When can we expect a possible response?
Any response probably would be forthcoming in at least 25 years due to the distance the message has to travel between Earth and GJ273b. 
The exoplanet was chosen because of its visibility from Earth's northern hemisphere, even if it is not the closest potentially inhabited exoplanet to Earth. That distinction belongs to Proxima b, which is just 4 light-years away. 
Earlier this week, scientists discovered a new exoplanet, Ross 128 b, that is 11 light-years away from Earth. It orbits a very quiet red-dwarf star, meaning it does not have to deal with issues such as deadly ultraviolet or X-ray radiation and could also be home to life.
One light-year is approximately 5.88 trillion miles.
Sonar calling GJ273b is not the first message sent to space. The first was the Arecibo message, sent in 1974. The Arecibo message is expected to take 25,000 light-years to reach its target of the M13 star cluster.

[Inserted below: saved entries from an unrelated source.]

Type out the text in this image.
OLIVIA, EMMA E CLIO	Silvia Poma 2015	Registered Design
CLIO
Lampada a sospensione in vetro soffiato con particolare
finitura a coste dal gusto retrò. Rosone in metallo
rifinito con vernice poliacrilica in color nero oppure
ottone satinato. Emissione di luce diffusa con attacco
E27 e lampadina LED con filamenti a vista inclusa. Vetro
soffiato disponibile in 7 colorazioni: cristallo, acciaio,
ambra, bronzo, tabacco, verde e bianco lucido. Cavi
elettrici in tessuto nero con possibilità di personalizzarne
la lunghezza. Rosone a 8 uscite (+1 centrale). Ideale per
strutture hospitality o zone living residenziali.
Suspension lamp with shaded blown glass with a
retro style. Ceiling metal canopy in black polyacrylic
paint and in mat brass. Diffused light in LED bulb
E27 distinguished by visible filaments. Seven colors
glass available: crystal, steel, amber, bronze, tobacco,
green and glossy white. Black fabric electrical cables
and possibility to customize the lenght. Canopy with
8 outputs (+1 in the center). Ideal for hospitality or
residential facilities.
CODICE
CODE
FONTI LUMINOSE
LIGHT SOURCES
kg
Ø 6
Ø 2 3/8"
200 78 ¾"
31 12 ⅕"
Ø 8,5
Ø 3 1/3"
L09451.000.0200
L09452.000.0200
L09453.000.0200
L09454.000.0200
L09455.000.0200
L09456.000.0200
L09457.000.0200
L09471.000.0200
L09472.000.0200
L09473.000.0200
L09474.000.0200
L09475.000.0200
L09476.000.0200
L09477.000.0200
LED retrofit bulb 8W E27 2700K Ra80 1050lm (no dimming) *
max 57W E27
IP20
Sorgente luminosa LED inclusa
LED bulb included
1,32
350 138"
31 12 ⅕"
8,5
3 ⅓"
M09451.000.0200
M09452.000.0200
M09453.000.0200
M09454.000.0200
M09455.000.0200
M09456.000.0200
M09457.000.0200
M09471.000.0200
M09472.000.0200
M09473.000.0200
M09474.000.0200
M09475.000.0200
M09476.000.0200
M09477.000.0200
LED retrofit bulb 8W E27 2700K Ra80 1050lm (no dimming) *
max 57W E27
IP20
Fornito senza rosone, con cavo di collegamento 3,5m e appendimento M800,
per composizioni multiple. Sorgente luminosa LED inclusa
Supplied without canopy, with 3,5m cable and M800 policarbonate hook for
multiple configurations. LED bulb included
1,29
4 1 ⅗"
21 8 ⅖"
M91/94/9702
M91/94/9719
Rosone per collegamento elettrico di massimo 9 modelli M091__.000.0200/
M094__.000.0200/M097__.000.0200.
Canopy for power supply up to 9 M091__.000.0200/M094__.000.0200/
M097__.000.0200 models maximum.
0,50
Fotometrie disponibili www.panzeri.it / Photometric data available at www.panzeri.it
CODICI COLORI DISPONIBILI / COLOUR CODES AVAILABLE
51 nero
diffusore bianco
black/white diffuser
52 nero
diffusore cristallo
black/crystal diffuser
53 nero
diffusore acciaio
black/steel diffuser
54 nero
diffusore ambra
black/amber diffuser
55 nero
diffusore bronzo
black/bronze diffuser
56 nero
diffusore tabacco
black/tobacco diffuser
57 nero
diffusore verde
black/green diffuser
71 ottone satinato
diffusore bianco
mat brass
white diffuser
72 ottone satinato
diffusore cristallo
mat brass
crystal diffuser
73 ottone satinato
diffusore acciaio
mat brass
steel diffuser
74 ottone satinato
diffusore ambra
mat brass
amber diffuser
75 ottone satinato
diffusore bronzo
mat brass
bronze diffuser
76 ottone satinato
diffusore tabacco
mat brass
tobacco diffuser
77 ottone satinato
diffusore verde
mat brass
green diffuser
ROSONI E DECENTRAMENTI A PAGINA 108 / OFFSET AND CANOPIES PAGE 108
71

While hopeful of receiving a response, Vakoch says we may never hear anything from another intelligent civilization. 
"Practically speaking, if we get a signal from Luyten's Star, it will mean the Milky Way is teeming with life. It's certainly possible," Vakoch said. "It seems more likely that we'll need to target not just one star, but hundreds, thousands, or even millions before we get a reply back."